Where do I even begin in trying to write a coherent article about Chill Out? There's not a "song" in it, it's all swooshy synth, wobbly guitar and ambient soundscaping, with the odd game of Spot the Sample... and I utterly adored it from the moment I heard it.

I would really love to say that this was the album that introduced me to the KLF but it wasn't, my gateway drug was 1991's The White Room but I backtracked soon after and I have now devoured anything and everything that Jimmy Cauty and Bill Drummond have done, in any medium, together and separately, before and since. I am in awe of their genius.
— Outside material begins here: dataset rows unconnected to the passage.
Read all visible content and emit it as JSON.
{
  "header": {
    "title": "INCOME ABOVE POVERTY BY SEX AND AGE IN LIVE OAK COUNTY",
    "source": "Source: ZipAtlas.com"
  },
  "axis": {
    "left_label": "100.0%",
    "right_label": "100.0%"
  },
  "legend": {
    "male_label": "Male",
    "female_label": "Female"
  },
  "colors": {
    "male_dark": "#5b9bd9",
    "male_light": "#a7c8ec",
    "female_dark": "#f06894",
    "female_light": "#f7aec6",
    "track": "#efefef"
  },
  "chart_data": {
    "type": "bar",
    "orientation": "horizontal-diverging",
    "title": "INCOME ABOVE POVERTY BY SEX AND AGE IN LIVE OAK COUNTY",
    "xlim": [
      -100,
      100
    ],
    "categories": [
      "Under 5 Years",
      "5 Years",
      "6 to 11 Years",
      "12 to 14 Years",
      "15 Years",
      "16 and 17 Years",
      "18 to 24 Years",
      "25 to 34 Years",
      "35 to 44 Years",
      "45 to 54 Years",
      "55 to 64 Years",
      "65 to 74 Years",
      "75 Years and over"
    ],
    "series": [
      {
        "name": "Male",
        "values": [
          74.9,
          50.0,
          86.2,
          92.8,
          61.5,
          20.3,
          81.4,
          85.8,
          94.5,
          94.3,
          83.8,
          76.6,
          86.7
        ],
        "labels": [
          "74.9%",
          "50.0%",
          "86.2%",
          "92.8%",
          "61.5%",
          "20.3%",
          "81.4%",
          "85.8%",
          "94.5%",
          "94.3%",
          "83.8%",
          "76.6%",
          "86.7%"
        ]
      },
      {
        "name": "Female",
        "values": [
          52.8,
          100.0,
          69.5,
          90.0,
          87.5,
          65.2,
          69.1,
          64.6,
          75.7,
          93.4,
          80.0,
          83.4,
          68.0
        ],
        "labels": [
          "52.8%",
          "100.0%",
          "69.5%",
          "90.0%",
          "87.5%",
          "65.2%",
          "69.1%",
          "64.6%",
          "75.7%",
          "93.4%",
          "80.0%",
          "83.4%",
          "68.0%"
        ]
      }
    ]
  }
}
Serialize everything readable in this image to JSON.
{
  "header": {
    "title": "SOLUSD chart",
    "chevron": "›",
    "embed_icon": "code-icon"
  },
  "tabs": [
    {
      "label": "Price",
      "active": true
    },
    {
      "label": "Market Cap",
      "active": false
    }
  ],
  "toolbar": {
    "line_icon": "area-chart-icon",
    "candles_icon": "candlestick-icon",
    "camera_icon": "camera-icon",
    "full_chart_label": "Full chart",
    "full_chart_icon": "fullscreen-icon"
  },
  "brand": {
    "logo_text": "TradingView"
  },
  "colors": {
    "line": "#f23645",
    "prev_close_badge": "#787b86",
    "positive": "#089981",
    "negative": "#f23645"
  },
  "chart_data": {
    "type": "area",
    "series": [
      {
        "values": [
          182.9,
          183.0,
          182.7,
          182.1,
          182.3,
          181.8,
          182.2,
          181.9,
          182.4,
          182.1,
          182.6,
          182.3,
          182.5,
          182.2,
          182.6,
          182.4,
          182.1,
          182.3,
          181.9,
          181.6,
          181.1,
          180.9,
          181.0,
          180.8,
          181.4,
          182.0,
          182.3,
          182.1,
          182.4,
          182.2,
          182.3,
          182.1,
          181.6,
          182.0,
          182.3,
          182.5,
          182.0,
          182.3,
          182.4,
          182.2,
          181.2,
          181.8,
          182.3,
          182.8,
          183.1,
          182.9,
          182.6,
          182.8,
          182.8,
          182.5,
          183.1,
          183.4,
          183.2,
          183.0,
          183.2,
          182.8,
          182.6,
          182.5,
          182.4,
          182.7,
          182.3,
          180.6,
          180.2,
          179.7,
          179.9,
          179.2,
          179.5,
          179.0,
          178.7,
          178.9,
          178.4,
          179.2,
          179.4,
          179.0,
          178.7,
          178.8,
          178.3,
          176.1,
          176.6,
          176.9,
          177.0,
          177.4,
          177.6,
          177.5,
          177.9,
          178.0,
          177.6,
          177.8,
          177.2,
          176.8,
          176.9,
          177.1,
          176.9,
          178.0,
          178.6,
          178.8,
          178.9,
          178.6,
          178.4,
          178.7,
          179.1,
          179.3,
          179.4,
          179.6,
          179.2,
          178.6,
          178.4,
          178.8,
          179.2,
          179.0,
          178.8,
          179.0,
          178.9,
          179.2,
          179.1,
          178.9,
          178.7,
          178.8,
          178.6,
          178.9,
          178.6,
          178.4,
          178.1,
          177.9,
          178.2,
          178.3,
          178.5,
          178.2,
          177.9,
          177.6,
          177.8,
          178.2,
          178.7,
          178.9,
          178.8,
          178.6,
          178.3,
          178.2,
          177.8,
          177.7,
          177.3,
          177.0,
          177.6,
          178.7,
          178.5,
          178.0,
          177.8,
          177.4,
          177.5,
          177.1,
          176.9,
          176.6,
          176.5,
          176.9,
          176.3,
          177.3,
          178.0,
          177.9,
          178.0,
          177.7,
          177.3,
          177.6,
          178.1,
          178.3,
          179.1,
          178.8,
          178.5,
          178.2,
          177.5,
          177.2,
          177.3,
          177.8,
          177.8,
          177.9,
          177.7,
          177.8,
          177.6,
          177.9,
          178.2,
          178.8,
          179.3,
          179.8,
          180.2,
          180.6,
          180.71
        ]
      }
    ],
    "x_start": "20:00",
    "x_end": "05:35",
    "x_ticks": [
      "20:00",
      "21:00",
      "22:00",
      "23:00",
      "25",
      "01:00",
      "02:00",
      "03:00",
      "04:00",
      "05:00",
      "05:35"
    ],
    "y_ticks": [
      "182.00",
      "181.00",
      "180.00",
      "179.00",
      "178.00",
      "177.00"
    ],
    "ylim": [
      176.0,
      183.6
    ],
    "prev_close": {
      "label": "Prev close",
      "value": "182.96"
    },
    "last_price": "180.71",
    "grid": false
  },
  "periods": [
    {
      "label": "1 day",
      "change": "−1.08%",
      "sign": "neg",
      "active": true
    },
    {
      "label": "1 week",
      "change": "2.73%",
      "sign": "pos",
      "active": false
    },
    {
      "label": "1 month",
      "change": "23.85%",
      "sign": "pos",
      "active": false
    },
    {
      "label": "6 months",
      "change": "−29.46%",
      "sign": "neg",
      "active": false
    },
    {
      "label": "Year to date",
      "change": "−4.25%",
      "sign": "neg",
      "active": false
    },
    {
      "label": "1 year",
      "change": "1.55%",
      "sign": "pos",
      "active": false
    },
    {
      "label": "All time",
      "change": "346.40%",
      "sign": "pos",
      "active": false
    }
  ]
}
So what's so great about Chill Out if it's not an album of well-known songs that you can dance or hum along to then? To be honest you just have to experience it for yourselves as I think everyone's interaction with this work of art would be different.  From the radio static and time-check beeps at the start, through the train noise and bird song, crashing waves and twangy pedal steel guitars and the oh-so-atmospheric synth, to the inexplicable Russians and the bombs at the end, Chill Out is purported to be one continuous all nighter road-trip from Texas to Louisiana, or, at least, that's what Cauty and Drummond said once it had all been recorded (I don't think it set out to be that way) and, listening to it again with that in mind, yes that works. It is so easy to imagine taking a big American gas-guzzler car down the long straight roads, through oppressive landscapes, past vast farmland and one-horse towns under huge beautiful skies. Along the road there are tape-loops of radio broadcasts; an evangelist preaching, a pushy salesman, reports of a fatal road accident, interspersed with highly recognisable samples of songs like the Elvis hit In The Ghetto, Fleetwood Mac's Albatross, even Acker Bilk's Stranger on the Shore makes an appearance.

Acknowledged as one of the first Ambient concept albums I find it redolent of Kerouac, Steinbeck and Thompson, with that freaky dream-filled other-worldliness of an epic once in a lifetime trip (in all senses of the word) - the Beat Generation gloriously re-imagined.

Not bad for a couple of blokes in the basement of a south London squat in 1990. Not bad at all.